Bianca is a fictional character in William Shakespeare's Othello (c. 1601–1604).  She is Cassio's jealous lover. Despite her brief appearance on stage, Bianca plays a significant role in the progress of Iago's scheme to make Othello believe that his wife Desdemona is cheating on him with Cassio.  Bianca is traditionally regarded as a courtesan, although this occupation is not specifically designated in the drama. The character was occasionally cut from performances in the 19th century on moral grounds.
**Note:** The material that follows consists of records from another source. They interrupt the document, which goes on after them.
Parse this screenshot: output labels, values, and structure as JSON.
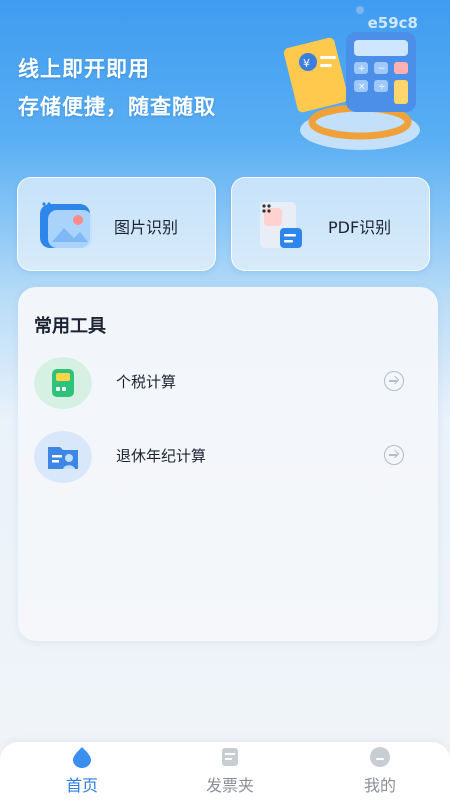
{
  "watermark": "e59c8",
  "hero": {
    "line1": "线上即开即用",
    "line2": "存储便捷，随查随取"
  },
  "cards": [
    {
      "label": "图片识别",
      "icon": "image-recognition-icon"
    },
    {
      "label": "PDF识别",
      "icon": "pdf-recognition-icon"
    }
  ],
  "tools": {
    "title": "常用工具",
    "items": [
      {
        "label": "个税计算",
        "icon": "calculator-icon"
      },
      {
        "label": "退休年纪计算",
        "icon": "retirement-folder-icon"
      }
    ]
  },
  "tabbar": {
    "items": [
      {
        "label": "首页",
        "icon": "home-icon",
        "active": true
      },
      {
        "label": "发票夹",
        "icon": "invoice-folder-icon",
        "active": false
      },
      {
        "label": "我的",
        "icon": "profile-icon",
        "active": false
      }
    ]
  },
  "colors": {
    "accent": "#2f7be0",
    "inactive": "#8b8f97"
  }
}
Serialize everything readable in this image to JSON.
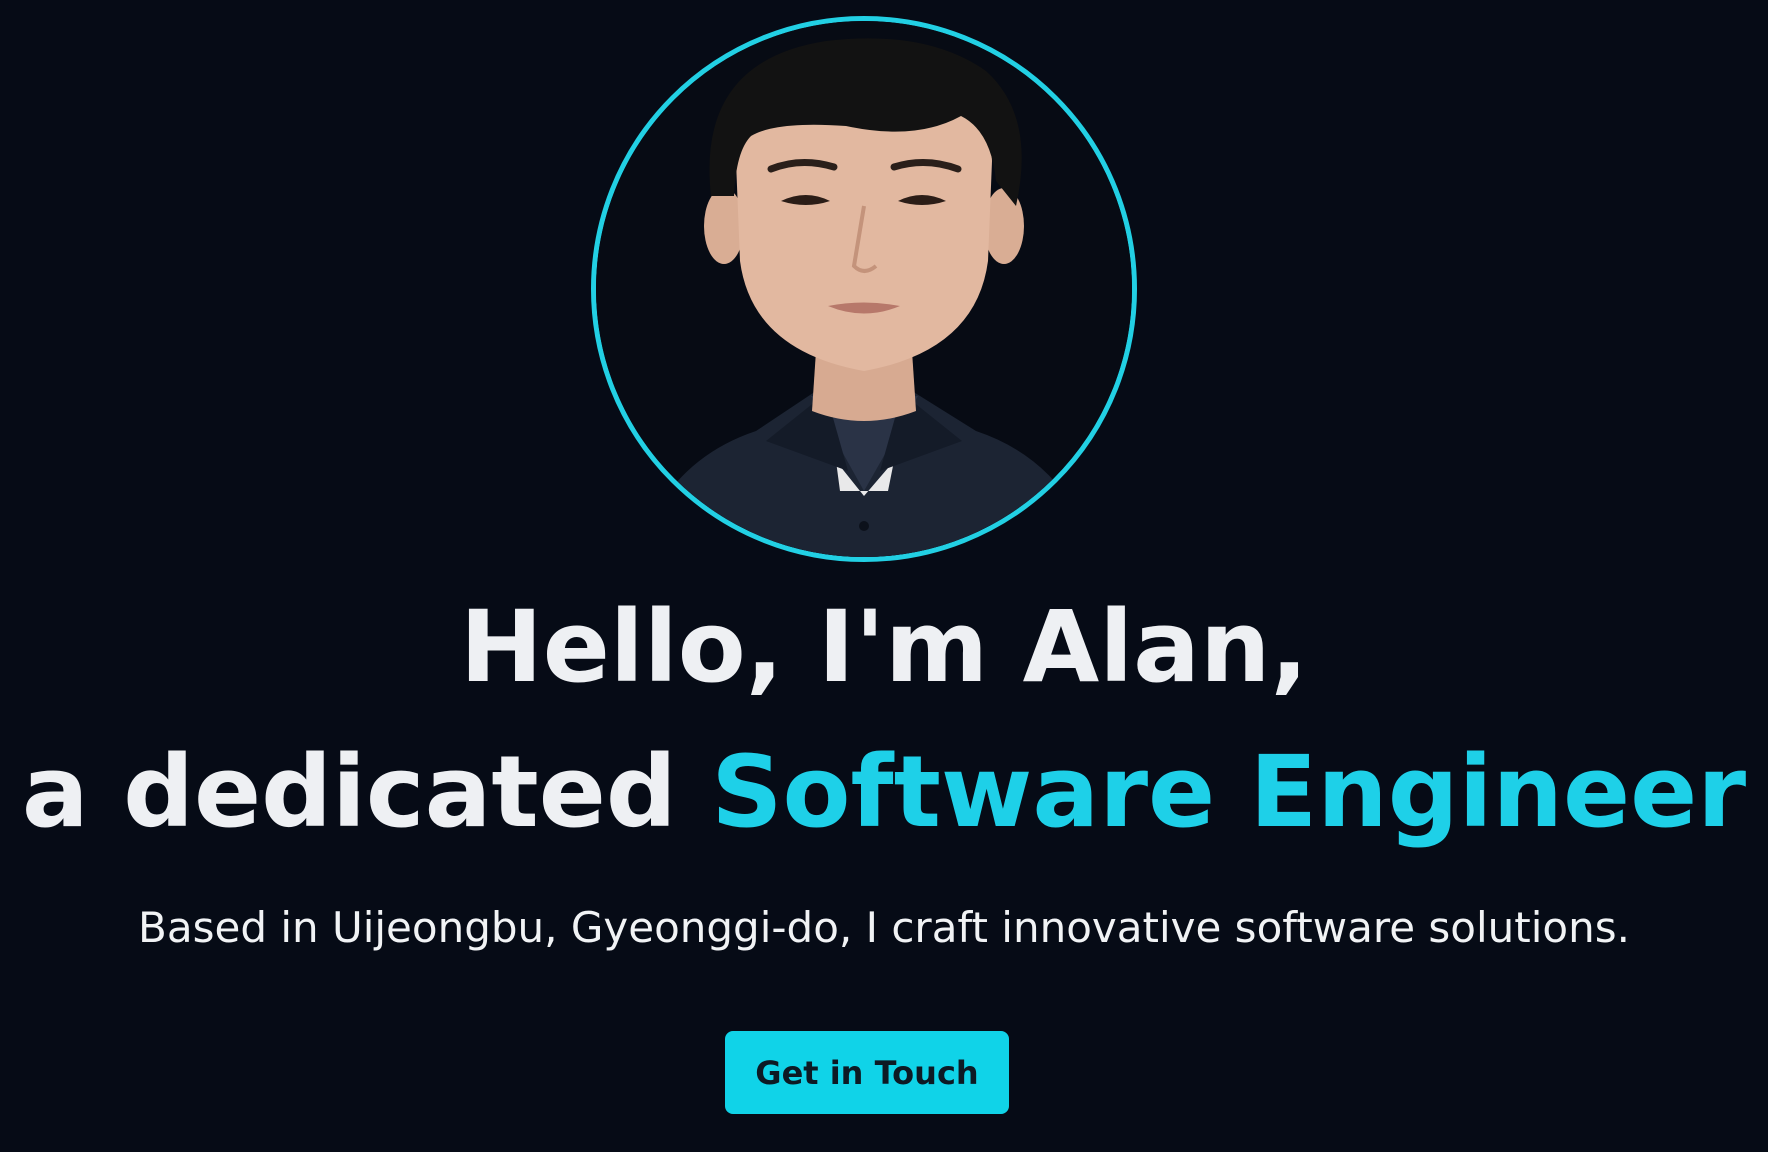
{
  "hero": {
    "avatar_alt": "Portrait photo",
    "greeting_line_1": "Hello, I'm Alan,",
    "greeting_line_2_prefix": "a dedicated ",
    "greeting_line_2_highlight": "Software Engineer",
    "subtitle": "Based in Uijeongbu, Gyeonggi-do, I craft innovative software solutions.",
    "cta_label": "Get in Touch"
  },
  "colors": {
    "background": "#060b16",
    "accent": "#1ed0e8",
    "avatar_border": "#22d0e4",
    "button_bg": "#10d3e8",
    "button_text": "#0d1a24",
    "text": "#eef0f3"
  }
}
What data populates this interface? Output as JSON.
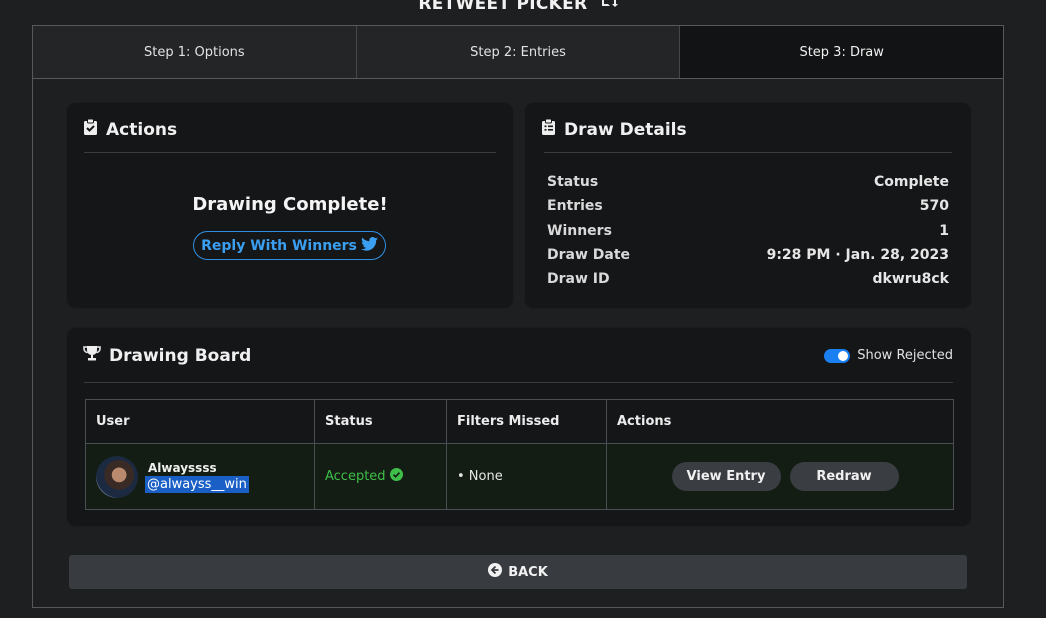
{
  "app": {
    "title": "RETWEET PICKER",
    "title_icon": "retweet-icon"
  },
  "tabs": [
    {
      "label": "Step 1: Options",
      "active": false
    },
    {
      "label": "Step 2: Entries",
      "active": false
    },
    {
      "label": "Step 3: Draw",
      "active": true
    }
  ],
  "actions": {
    "title": "Actions",
    "icon": "clipboard-check-icon",
    "message": "Drawing Complete!",
    "reply_button": "Reply With Winners"
  },
  "details": {
    "title": "Draw Details",
    "icon": "clipboard-list-icon",
    "rows": [
      {
        "label": "Status",
        "value": "Complete"
      },
      {
        "label": "Entries",
        "value": "570"
      },
      {
        "label": "Winners",
        "value": "1"
      },
      {
        "label": "Draw Date",
        "value": "9:28 PM · Jan. 28, 2023"
      },
      {
        "label": "Draw ID",
        "value": "dkwru8ck"
      }
    ]
  },
  "board": {
    "title": "Drawing Board",
    "icon": "trophy-icon",
    "toggle_label": "Show Rejected",
    "toggle_on": true,
    "columns": [
      "User",
      "Status",
      "Filters Missed",
      "Actions"
    ],
    "rows": [
      {
        "display_name": "Alwayssss",
        "handle": "@alwayss__win",
        "status": "Accepted",
        "filters_missed": "• None",
        "view_label": "View Entry",
        "redraw_label": "Redraw"
      }
    ]
  },
  "back_button": "BACK",
  "colors": {
    "accent": "#1a7ff0",
    "link": "#3a9ff0",
    "success": "#3fbf4a"
  }
}
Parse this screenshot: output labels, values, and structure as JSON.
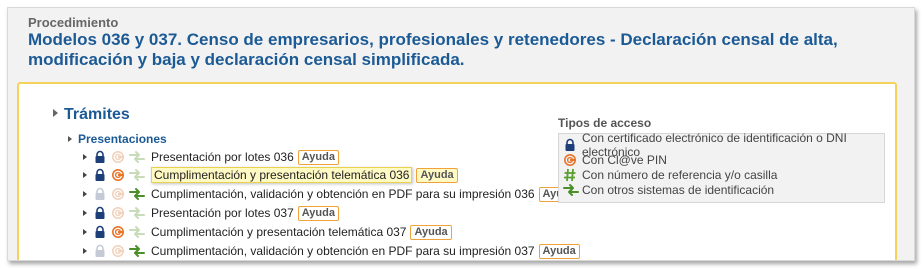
{
  "header": {
    "label": "Procedimiento",
    "title": "Modelos 036 y 037. Censo de empresarios, profesionales y retenedores - Declaración censal de alta, modificación y baja y declaración censal simplificada."
  },
  "tree": {
    "section": "Trámites",
    "subsection": "Presentaciones",
    "help_label": "Ayuda",
    "items": [
      {
        "label": "Presentación por lotes 036",
        "icons": [
          "lock",
          "clave-faded",
          "arrows-faded"
        ]
      },
      {
        "label": "Cumplimentación y presentación telemática 036",
        "icons": [
          "lock",
          "clave",
          "arrows-faded"
        ],
        "highlighted": true
      },
      {
        "label": "Cumplimentación, validación y obtención en PDF para su impresión 036",
        "icons": [
          "lock-faded",
          "clave-faded",
          "arrows"
        ]
      },
      {
        "label": "Presentación por lotes 037",
        "icons": [
          "lock",
          "clave-faded",
          "arrows-faded"
        ]
      },
      {
        "label": "Cumplimentación y presentación telemática 037",
        "icons": [
          "lock",
          "clave",
          "arrows-faded"
        ]
      },
      {
        "label": "Cumplimentación, validación y obtención en PDF para su impresión 037",
        "icons": [
          "lock-faded",
          "clave-faded",
          "arrows"
        ]
      }
    ]
  },
  "access_types": {
    "title": "Tipos de acceso",
    "items": [
      {
        "icon": "lock-icon",
        "label": "Con certificado electrónico de identificación o DNI electrónico"
      },
      {
        "icon": "clave-icon",
        "label": "Con Cl@ve PIN"
      },
      {
        "icon": "hash-icon",
        "label": "Con número de referencia y/o casilla"
      },
      {
        "icon": "arrows-icon",
        "label": "Con otros sistemas de identificación"
      }
    ]
  },
  "colors": {
    "title_blue": "#1c5a95",
    "lock_blue": "#1c3f7a",
    "clave_orange": "#e8752a",
    "hash_green": "#5a9e2f",
    "arrows_green": "#4a8f2a",
    "panel_border": "#f5d35a"
  }
}
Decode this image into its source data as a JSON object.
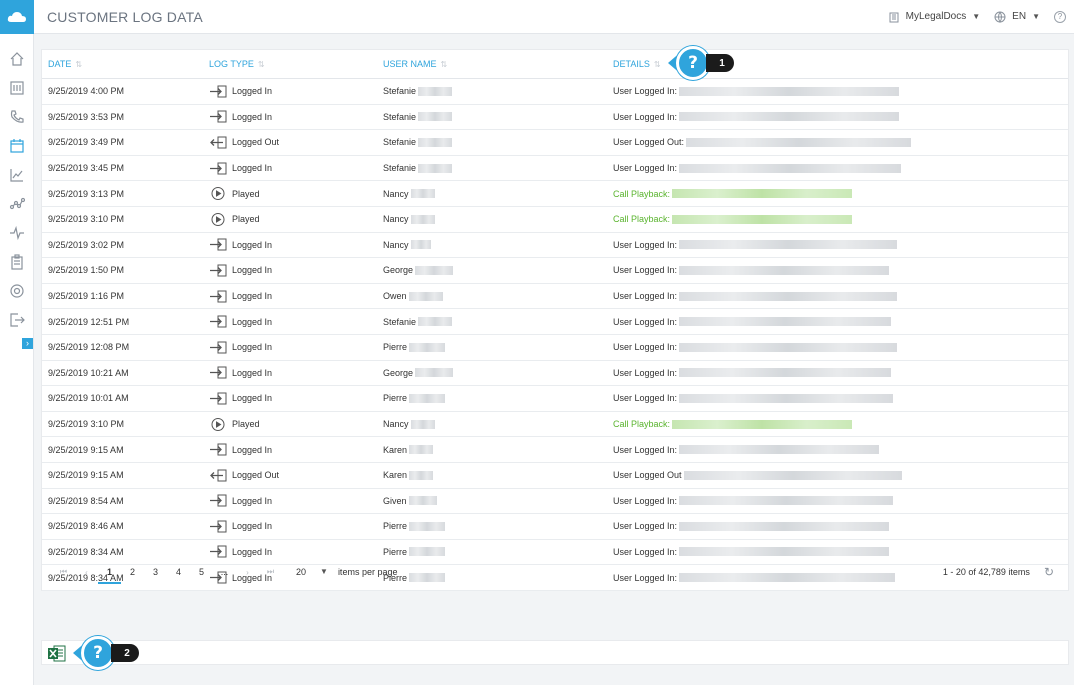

Bianca is not to be confused with Bianca Minola in Shakespeare's The Taming of the Shrew.

Sources 
Othello has its source in the 1565 tale "Un Capitano Moro" from Gli Hecatommithi by Giovanni Battista Giraldi Cinthio.  While no English translation of Cinthio was available in Shakespeare's lifetime, it is probable that Shakespeare knew both the Italian original and Gabriel Chappuy's 1584 French translation.  Cinthio's tale may have been based on an actual incident occurring in Venice about 1508.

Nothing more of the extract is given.